北九州スマートコミュニティ創造事業では、八幡東区東田地区のマンションなどを舞台に、HEMS(ホーム・エネルギー・マネジメント・システム)による家電の自動制御や、家電への直流給電によって無理せずに家庭の節電を実現する実証を実施している。同時に、街全体におけるCO2排出量や、エネルギー損失とインフラコストを最小限に抑えられるかを算出するシミュレーションの精度向上に向けた取り組みが進む。

 北九州スマートコミュニティ創造事業では、八幡東区東田地区のマンションにHEMS(ホーム・エネルギー・マネジメント・システム)を導入している。CEMS(地域エネルギー・マネジメント・システム)と連携し、電力料金を変化させることで節電行動をうながすダイナミックプライシングに応じてエアコンなどの家電や蓄電池を制御する実証を進めている(関連記事『HEMS活用し太陽光の大量導入に伴う課題の解決へ』)。

ダイナミックプライシングに応じて家電を制御

 積水化学工業はマンション4戸にCEMSと連携するHEMSを導入している。HEMS分電盤やコンセントから電力データを収集するだけではなく、各部屋に取り付けられた照度センサー、温湿度センサー、人感センサーによって室内の温度や湿度、明るさ、人の在室/不在といった生活環境や行動の情報を集める。照度センサーと温湿度センサーは屋外にも設置している。
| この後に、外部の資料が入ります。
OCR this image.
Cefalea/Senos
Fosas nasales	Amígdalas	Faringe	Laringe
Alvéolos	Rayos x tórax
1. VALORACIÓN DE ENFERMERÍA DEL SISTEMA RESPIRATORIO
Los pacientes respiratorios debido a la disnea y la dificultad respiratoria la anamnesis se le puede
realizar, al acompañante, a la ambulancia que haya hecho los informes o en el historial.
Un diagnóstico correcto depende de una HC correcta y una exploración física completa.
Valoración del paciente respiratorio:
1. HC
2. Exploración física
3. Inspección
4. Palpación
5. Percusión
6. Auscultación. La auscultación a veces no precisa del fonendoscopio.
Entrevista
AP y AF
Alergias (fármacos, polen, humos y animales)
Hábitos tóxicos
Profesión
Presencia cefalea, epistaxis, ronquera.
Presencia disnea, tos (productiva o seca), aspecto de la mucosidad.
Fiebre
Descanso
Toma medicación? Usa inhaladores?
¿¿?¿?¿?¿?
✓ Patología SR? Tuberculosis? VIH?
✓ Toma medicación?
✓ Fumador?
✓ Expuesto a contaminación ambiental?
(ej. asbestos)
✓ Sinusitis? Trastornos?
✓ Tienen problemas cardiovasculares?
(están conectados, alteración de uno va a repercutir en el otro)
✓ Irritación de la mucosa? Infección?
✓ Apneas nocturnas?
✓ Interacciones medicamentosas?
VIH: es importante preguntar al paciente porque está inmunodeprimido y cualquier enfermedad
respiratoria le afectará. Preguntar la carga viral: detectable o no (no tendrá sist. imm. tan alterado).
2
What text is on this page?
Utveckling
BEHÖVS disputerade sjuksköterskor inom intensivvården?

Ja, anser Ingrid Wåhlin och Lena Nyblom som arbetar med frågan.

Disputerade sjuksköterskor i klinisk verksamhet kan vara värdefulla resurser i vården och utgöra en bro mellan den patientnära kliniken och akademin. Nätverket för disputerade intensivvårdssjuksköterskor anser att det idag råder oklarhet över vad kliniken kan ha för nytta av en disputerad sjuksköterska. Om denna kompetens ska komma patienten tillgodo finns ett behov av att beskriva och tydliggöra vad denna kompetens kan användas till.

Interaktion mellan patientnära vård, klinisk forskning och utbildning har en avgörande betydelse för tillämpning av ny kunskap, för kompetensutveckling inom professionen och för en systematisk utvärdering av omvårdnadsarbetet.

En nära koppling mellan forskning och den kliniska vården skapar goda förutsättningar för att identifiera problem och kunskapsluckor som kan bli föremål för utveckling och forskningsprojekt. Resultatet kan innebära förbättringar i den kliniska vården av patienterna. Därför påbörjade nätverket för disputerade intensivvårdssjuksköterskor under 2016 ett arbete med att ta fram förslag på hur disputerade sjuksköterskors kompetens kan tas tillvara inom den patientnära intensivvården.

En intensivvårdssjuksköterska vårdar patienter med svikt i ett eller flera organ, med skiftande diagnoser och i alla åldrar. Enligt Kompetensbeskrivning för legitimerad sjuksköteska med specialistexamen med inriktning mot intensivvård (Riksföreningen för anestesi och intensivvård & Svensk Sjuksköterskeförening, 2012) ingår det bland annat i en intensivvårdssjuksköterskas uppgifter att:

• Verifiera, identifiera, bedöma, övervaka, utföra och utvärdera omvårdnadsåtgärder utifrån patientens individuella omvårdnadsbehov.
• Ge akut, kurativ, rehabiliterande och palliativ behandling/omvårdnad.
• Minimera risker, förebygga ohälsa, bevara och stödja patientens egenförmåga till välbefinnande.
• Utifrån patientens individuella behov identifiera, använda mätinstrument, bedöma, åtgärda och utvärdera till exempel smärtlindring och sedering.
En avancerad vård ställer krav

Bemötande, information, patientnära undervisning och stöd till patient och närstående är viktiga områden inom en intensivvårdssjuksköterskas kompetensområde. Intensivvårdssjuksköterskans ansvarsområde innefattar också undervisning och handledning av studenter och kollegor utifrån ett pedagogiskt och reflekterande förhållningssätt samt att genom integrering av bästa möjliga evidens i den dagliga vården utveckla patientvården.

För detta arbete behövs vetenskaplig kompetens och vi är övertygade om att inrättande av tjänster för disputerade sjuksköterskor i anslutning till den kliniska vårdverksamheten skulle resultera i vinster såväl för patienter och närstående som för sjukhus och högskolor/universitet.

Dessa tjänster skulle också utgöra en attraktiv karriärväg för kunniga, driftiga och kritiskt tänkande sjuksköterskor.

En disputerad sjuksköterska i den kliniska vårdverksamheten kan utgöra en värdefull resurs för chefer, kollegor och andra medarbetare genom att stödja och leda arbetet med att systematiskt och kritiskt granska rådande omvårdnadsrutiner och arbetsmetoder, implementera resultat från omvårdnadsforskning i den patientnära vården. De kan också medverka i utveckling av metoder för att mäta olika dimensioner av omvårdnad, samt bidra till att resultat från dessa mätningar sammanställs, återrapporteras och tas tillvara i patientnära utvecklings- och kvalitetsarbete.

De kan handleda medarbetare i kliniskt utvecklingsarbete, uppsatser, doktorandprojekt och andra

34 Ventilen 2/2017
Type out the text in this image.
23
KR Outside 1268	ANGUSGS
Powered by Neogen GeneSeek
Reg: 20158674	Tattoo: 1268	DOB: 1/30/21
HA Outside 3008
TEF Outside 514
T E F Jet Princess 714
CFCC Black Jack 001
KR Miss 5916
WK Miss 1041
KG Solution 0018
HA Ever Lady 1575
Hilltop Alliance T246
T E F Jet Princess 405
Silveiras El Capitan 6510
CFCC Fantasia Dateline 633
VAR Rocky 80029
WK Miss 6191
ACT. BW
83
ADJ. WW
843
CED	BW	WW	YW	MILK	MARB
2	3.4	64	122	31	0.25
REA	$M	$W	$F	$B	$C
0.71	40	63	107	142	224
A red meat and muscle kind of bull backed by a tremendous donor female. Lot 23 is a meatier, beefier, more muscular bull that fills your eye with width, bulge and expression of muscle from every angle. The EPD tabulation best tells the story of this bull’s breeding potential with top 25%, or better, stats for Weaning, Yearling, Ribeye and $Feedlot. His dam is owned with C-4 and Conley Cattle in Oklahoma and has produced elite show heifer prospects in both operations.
 これらをもとに、HEMSは各室ごとの使用電力などの情報をタブレット端末に表示する。節電行動も提案する。例えば、室内の温度が外気温と同じなら、エアコンの停止を呼びかける。CEMSからダイナミックプライシングで電力単価が上がるという情報を受け取ると、HEMSがエアコンや家電を制御する。具体的には不在の部屋のエアコンは電源オフにし、在室の場合は夏なら温度設定を1℃上げ、冬なら1℃下げる。洗濯機、テレビ、電子レンジは使用中でなければ電源オフにし、使用中の場合は使用後に電源が入らないようにする。エアコンは専用リモコン、家電はコンセントコントローラーを介してそれぞれ制御する。